Creating Time Lapse Videos

If you're like me you enjoy the video technique called time lapse and have wondered how to create one.  A couple months ago I decided I wanted to learn how to make time lapse videos myself, but I had no idea how to start.  I spent many hours on the internet looking for descriptions on how to make the videos.  After much searching I finally decided to try it out.  My first time lapse is actually available at Fotolia and Shutterstock.

So what does it take to turn your pictures into a time lapse video?  Most movies use 24 frames per second (fps)  and TV uses between 25 and 30 frames per second in their video.  This means that what appears to be smooth video is actually as series of still images displayed between 24 and 30 times per second.  Your mind interprets that movement as a smooth video.  You then have to figure out how you want your video displayed, I chose 30 frames per second for my videos, so we will use that for the examples.  To figure out how many frames you need, first decide about how long you want the final video to be.  For our 30 fps example we would need 300 photos for just ten seconds of video.  That's right, you need a lot of photos for this.

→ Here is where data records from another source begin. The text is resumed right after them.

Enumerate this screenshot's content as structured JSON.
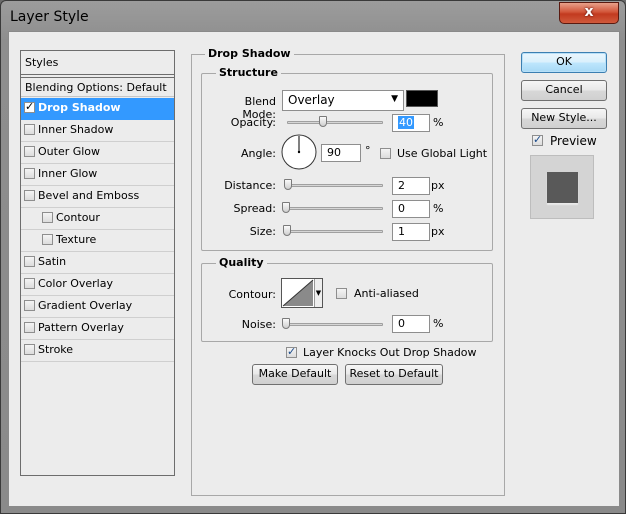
{
  "window": {
    "title": "Layer Style",
    "close_glyph": "x"
  },
  "styles_panel": {
    "header": "Styles",
    "blending_options": "Blending Options: Default",
    "items": [
      {
        "label": "Drop Shadow",
        "checked": true,
        "selected": true,
        "indent": false
      },
      {
        "label": "Inner Shadow",
        "checked": false,
        "selected": false,
        "indent": false
      },
      {
        "label": "Outer Glow",
        "checked": false,
        "selected": false,
        "indent": false
      },
      {
        "label": "Inner Glow",
        "checked": false,
        "selected": false,
        "indent": false
      },
      {
        "label": "Bevel and Emboss",
        "checked": false,
        "selected": false,
        "indent": false
      },
      {
        "label": "Contour",
        "checked": false,
        "selected": false,
        "indent": true
      },
      {
        "label": "Texture",
        "checked": false,
        "selected": false,
        "indent": true
      },
      {
        "label": "Satin",
        "checked": false,
        "selected": false,
        "indent": false
      },
      {
        "label": "Color Overlay",
        "checked": false,
        "selected": false,
        "indent": false
      },
      {
        "label": "Gradient Overlay",
        "checked": false,
        "selected": false,
        "indent": false
      },
      {
        "label": "Pattern Overlay",
        "checked": false,
        "selected": false,
        "indent": false
      },
      {
        "label": "Stroke",
        "checked": false,
        "selected": false,
        "indent": false
      }
    ]
  },
  "drop_shadow": {
    "title": "Drop Shadow",
    "structure": {
      "title": "Structure",
      "blend_mode_label": "Blend Mode:",
      "blend_mode_value": "Overlay",
      "shadow_color": "#000000",
      "opacity_label": "Opacity:",
      "opacity_value": "40",
      "opacity_unit": "%",
      "angle_label": "Angle:",
      "angle_value": "90",
      "angle_unit": "°",
      "use_global_light_label": "Use Global Light",
      "use_global_light_checked": false,
      "distance_label": "Distance:",
      "distance_value": "2",
      "distance_unit": "px",
      "spread_label": "Spread:",
      "spread_value": "0",
      "spread_unit": "%",
      "size_label": "Size:",
      "size_value": "1",
      "size_unit": "px"
    },
    "quality": {
      "title": "Quality",
      "contour_label": "Contour:",
      "anti_aliased_label": "Anti-aliased",
      "anti_aliased_checked": false,
      "noise_label": "Noise:",
      "noise_value": "0",
      "noise_unit": "%"
    },
    "knockout_label": "Layer Knocks Out Drop Shadow",
    "knockout_checked": true,
    "make_default_label": "Make Default",
    "reset_default_label": "Reset to Default"
  },
  "buttons": {
    "ok": "OK",
    "cancel": "Cancel",
    "new_style": "New Style...",
    "preview_label": "Preview",
    "preview_checked": true
  },
  "colors": {
    "selection": "#3399ff",
    "shadow_swatch": "#000000",
    "preview_square": "#595959"
  }
}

So, the first thing to think of for time lapse is that you will need a sturdy tripod.  The camera needs to be still for the entire duration of the photo session.  You will also want to be able to set the settings and exposure of your camera to manual.  The exposure will need to be the same for each photo in the series, otherwise your final video will change brightness while it plays. 

Now you will need a way to trigger your camera repeatedly for the duration of your photo shoot.  You can just push the shutter button, but doing that several hundred times gets old fast.  The next option would be to use a simple remote shutter release.  These usually have a short cable and attach to your camera.  This is what I used for my first time lapse, which is posted at the links above.  I was using 6 second exposures and had to depress the shutter on the release every five seconds.  I sat on the ground next to the camera for the better part of an hour and created nearly 400 exposures.

Though that worked, I decided to find a more effective method.  One way is to use your laptop to control your camera.  If you use a Canon DSLR camera you can use the included software.  Using the EOS Capture software will let you control the camera, including setting the exposure intervals between photos.  Another advantage is that you can save images directly to the hard drive, reducing your dependence on high capacity memory cards.  The biggest disadvantage is the fact that you have to power the laptop for the entire duration of your shoot and you have to have the laptop out with your camera, which may not be desirable when you are out in the cold or bad weather.  A laptop is easiest to use inside or where you have a power source readily available.  I have used this method for creating a time lapse video of a hardwood floor installation.

The next method I used and now prefer is to find a intervalometer that works with your camera.  The release that I picked is this one:  Pearstone Shutterboss.  It is less expensive than the Canon version and has worked great so far.  This allows you to set a count down timer, exposure timer or intervals between photos.  It also lets you program a certain number of exposures up to 399, or set it to continue taking exposures until you stop it.  See my first attempt using the intervalometer:

Once you have your photo series you will need to save it to your computer.  I like to save the photos into their own folder, making them easier to locate for the video.  If you want to edit the photos or change exposure make sure you use a program that will allow you to edit all of the photos in the same way.  As I mentioned before you don't want the exposure to change through out the video or it won't appear right when they are put together as a video. 

Next you will have to decide how you want to convert the photos into a video.  Some free programs, like Windows video maker will turn your photos into videos, but may only allow you to set the video to 8 fps, which will not make a smooth video.  The program I decided on was Quicktime Pro.  By paying the $30 for pro version you get the ability to create a video using the frame rate you want and it gives you some options on format and how to save the video.  I'm not an expert on the video format methods, so I won't go much more into that.

Once you have Quicktime Pro downloaded use the File drop down and locate Import Image Sequence.  You will then pick the first photo in the folder you created.  Quicktime will select the rest of the photos in the sequence and start the process, which can take quite a long time.  Once Quicktime has created the sequence you will not be able to watch it smoothly.  Go ahead and save the video and wait some more.  Once the video has saved you can finally watch your video. 

Maybe this will encourage you to give time lapse video a try.  I started making time lapse videos with nothing more than some internet searching, so if you're reading this you know about as much as me when I made my first.  Good luck!  Feel free to link any videos that you make in the comments.